The AER says customers are encouraged to shop around for better offers. Momentum is not offering one, and it is reported that the biggest retailers, AGL Energy and Origin Energy, are also bumping up their offers by more than the rate stipulated by the DMO, and by 13.5 per cent in NSW.
The AER’s promise and urging of “shopping around” may be of little use.
This is not the first time we have been treated in a cavalier fashion as a customer by an energy retailer. Last year, I wrote of our experience after a “smart meter” was installed at our previous property, and we were transferred – without any warning or advice – to the default market offer.
See: Bill shock: Energy retailers have a nasty surprise with smart meters and time of use tariffs
We found out only when we saw the quarterly bill. Origin was terribly apologetic and tried to tell us that this had not happened to others (ah, really, just to one of the few energy reporters in the country?), and the regulator quickly made it clear that such actions would not be tolerated.

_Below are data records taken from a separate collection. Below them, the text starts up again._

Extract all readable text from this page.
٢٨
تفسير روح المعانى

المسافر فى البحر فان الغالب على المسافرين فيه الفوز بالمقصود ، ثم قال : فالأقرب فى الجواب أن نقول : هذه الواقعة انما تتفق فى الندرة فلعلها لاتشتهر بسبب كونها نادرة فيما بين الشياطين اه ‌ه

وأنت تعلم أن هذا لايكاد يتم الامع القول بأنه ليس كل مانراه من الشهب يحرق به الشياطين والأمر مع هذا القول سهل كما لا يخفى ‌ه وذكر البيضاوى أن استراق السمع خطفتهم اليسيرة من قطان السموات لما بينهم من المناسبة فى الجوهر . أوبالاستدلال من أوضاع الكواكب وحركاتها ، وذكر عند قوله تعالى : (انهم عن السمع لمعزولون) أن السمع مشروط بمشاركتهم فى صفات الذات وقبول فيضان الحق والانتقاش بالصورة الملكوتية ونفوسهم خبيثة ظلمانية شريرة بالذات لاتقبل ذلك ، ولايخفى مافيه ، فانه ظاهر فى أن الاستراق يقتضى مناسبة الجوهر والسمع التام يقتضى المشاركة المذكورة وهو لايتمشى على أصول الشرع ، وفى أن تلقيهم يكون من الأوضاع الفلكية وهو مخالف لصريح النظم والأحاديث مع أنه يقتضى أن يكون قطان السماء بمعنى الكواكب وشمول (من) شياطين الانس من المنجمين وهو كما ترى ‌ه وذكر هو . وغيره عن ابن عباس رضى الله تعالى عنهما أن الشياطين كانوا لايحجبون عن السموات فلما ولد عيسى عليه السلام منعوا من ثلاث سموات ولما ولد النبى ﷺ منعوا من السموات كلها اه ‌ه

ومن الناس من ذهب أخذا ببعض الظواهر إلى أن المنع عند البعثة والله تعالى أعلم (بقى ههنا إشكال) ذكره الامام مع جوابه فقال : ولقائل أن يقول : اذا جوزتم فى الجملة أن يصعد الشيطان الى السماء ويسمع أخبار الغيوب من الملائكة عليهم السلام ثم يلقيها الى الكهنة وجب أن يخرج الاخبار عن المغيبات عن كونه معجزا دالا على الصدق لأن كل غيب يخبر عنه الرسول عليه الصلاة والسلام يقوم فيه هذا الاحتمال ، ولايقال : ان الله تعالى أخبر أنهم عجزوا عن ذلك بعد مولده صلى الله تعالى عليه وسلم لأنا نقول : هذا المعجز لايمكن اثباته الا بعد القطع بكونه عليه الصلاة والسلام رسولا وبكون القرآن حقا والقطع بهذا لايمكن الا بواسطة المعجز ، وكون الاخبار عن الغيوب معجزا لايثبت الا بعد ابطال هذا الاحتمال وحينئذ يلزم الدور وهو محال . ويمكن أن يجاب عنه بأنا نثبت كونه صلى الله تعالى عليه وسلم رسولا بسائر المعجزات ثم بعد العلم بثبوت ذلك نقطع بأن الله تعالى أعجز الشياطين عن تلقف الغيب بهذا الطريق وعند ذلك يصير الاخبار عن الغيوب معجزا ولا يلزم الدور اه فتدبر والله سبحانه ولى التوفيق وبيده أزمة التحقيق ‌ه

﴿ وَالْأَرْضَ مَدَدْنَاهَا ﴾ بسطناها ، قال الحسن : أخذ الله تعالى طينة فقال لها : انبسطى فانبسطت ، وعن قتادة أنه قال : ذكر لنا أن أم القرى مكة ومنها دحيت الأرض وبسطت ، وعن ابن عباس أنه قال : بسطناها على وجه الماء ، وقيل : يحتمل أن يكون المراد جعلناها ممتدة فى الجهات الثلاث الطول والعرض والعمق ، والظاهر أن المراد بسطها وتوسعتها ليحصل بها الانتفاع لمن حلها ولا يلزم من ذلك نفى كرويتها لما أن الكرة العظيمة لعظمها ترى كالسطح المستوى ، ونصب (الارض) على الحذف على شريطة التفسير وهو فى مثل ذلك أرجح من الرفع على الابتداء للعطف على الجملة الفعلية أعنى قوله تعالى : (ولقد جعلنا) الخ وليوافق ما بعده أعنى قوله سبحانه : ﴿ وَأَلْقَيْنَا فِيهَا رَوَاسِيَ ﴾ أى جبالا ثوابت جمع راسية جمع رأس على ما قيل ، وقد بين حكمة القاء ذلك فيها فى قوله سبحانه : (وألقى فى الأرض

But the grim reality is that the utilities are profiting at consumer expense. They have been able to write the rules of the market in the image of their preferred business models, and for more than two decades even managed to prevent the regulator and policy makers from dialling in climate factors and emissions into their deliberations.
Now they just rort the market. The AER is seemingly powerless to do anything about the “legal” gaming of the system, which allows the big generators to take advantage of scarcity and the lack of competition to jack wholesale prices up to the market cap, and then pass on those hefty costs to consumers.
The depressing issue with Momentum Energy is that it is not a privately owned company desperately trying to shore up investor returns and dealing with imposing executive KPIs.
Momentum is owed by Hydro Tasmania, the utility owned and controlled by the cash-strapped state government, and who, we naively assumed, was still interested in electricity more as an essential public service than a profit centre. It returned $122 million in dividends to the state government last year.
Hydro Tasmania boasts of being Australia’s largest producer of renewable energy, thanks to its legacy hydro generators, although it has recently re-repurposed its hydro portfolio as a “flexible” generator rather than the “baseload” that it had previously assumed. That has resulted in a big increase in wholesale costs in Tasmania.
See: Tasmania’s hydro power hits record lows as trading strategy shifts from baseload to firming
That is partly due to the challenge of maintaining dam levels in the midst of a drought, and also the growth of variable and lower cost energy sources such as wind and solar – with Tasmania soon to host nearly a gigawatt of large scale solar capacity as its first three big solar farms are built and brought on line.
But the bigger picture is not just the cost of living issue. The energy transition is at stake because, inevitably, the uptake of renewables is blamed for the price increases, even though the evidence points to the growing cost of networks, the failure of ageing coal fired power stations, and the high cost of gas.
The energy retailers go out of their way these days to tell customers how much they value their customers. But this is strictly a numbers game for them.
And there is probably no better time than to get or add to your solar system, and tap into the federal government’s battery rebate. But with a fixed charge of nearly $1,000 a year, there is still a hefty bill to pay.
Note: This story has been updated with comments from Momentum Energy.